The magnitude is greater than dynamic friction because it has a greater value of the coefficient.  The magnitude is less than static friction because it has a lesser value of the coefficient. 
It has maximum magnitude as long as the applied force does not exceed its maximum and the surfaces will not move.  It has constant magnitude regardless of the speed at which the two objects are moving 
It depends on the magnitude of the applied force.  It is independent of the magnitude of the applied force. 
The coefficient of static friction depends on the nature of materials that are in contact.  The coefficient of dynamic friction depends on the nature of the material and the temperature of the material. 
Value of Static Friction can be zero.  Value of Kinetic Friction can never be zero. 
Sample Questions
Question 1: A man is moving a box with a mass of 20 kgs. Find out the frictional force if it has a coefficient of friction of 0.4.
Answer:
Given that,
mass of the box m = 20 kg.
coefficient of friction μ = 0.4
Formula of friction
F = μη
η = mg = 20 × 9.8 = 196N
F = 0.4 × 196 = 78.5 N
Therefore, the frictional force required is 78.5 N.
Question 2: A normal force of 600N is exerted on a table of 12kg on the floor. It has a coefficient of friction of 0.6. Find the static friction exerted on it.
Answer:
Given that,
mass of the table m = 12kgs
Normal force η = 600N
coefficient of static friction μ_{s} = 0.6
Formula of Static Friction F_{s} = μ_{s}η
F_{s} = 0.6 × 600 = 360N.
Therefore, the static frictional force required is 360 N.

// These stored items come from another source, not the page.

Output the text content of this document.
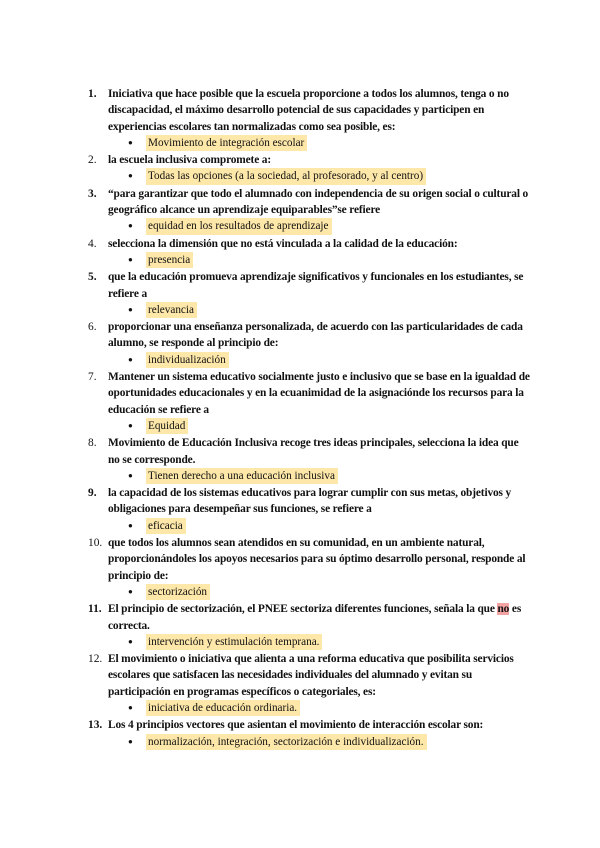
1.	Iniciativa que hace posible que la escuela proporcione a todos los alumnos, tenga o no discapacidad, el máximo desarrollo potencial de sus capacidades y participen en experiencias escolares tan normalizadas como sea posible, es:
●	Movimiento de integración escolar
2.	la escuela inclusiva compromete a:
●	Todas las opciones (a la sociedad, al profesorado, y al centro)
3.	“para garantizar que todo el alumnado con independencia de su origen social o cultural o geográfico alcance un aprendizaje equiparables”se refiere
●	equidad en los resultados de aprendizaje
4.	selecciona la dimensión que no está vinculada a la calidad de la educación:
●	presencia
5.	que la educación promueva aprendizaje significativos y funcionales en los estudiantes, se refiere a
●	relevancia
6.	proporcionar una enseñanza personalizada, de acuerdo con las particularidades de cada alumno, se responde al principio de:
●	individualización
7.	Mantener un sistema educativo socialmente justo e inclusivo que se base en la igualdad de oportunidades educacionales y en la ecuanimidad de la asignaciónde los recursos para la educación se refiere a
●	Equidad
8.	Movimiento de Educación Inclusiva recoge tres ideas principales, selecciona la idea que no se corresponde.
●	Tienen derecho a una educación inclusiva
9.	la capacidad de los sistemas educativos para lograr cumplir con sus metas, objetivos y obligaciones para desempeñar sus funciones, se refiere a
●	eficacia
10. que todos los alumnos sean atendidos en su comunidad, en un ambiente natural, proporcionándoles los apoyos necesarios para su óptimo desarrollo personal, responde al principio de:
●	sectorización
11. El principio de sectorización, el PNEE sectoriza diferentes funciones, señala la que no es correcta.
●	intervención y estimulación temprana.
12. El movimiento o iniciativa que alienta a una reforma educativa que posibilita servicios escolares que satisfacen las necesidades individuales del alumnado y evitan su participación en programas específicos o categoriales, es:
●	iniciativa de educación ordinaria.
13. Los 4 principios vectores que asientan el movimiento de interacción escolar son:
●	normalización, integración, sectorización e individualización.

Question 3: A boy is playing with you who has a mass of 2 kgs and is at rest on the floor. If it has the force of 80 N of static frictional force. Find its coefficient of friction?
Answer:
Given
mass of toy m = 2 kgs
Static force F_{s} = 80 N
Formula F_{s} = μ_{s}η
normal force η = mg = 2 × 9.8
η = 19.6N
F_{s}= μ_{s}η
80 = μ_{s} × 19.6
μ_{s} = 80/19.6
μ_{s }= 4.08
Therefore, the coefficient of static friction required is 4.08.
Question 4: A girl is playing with a football and then she kicked it with 250 N. calculate the kinetic friction if it has a coefficient of kinetic friction of 0.4.
Answer:
Given
The normal force η= 250 N
coefficient of kinetic friction μ_{k} = 0.4
Formula F_{k }= μ_{k}η
F_{k}= 0.4 × 250
= 100N
Therefore, the Kinetic frictional force required is 100 N.
Question 5: A train is moving with a uniform speed with the force of 500 N. If the kinetic friction is applied on the train is 1000 N. Calculate the coefficient of kinetic friction?
Answer:
Given
normal force η = 500N
Kinetic force F_{k} = 100 N
Formula F_{k} = μ_{k}η
1000 = μ_{k} × 500
μ_{k }= 1000/500
μ_{k }= 2.
Therefore, the coefficient of kinetic friction required is 2.
Question 6: An object of mass 2 kgs is moving on a table. If kinetic friction is applied to the object is 120N and it has a coefficient of friction of 0.6. Calculate the normal force applied to it.
Answer:
Given
The mass of object m = 2 kgs
Kinetic friction F_{k} = 120 N
coefficient of kinetic friction μ_{k} = 0.6
Formula F_{k}= μ_{k}η
120 = 0.6 × η
η = 120/0.6
= 20 N
Therefore, the normal force applied on the object is 20 N.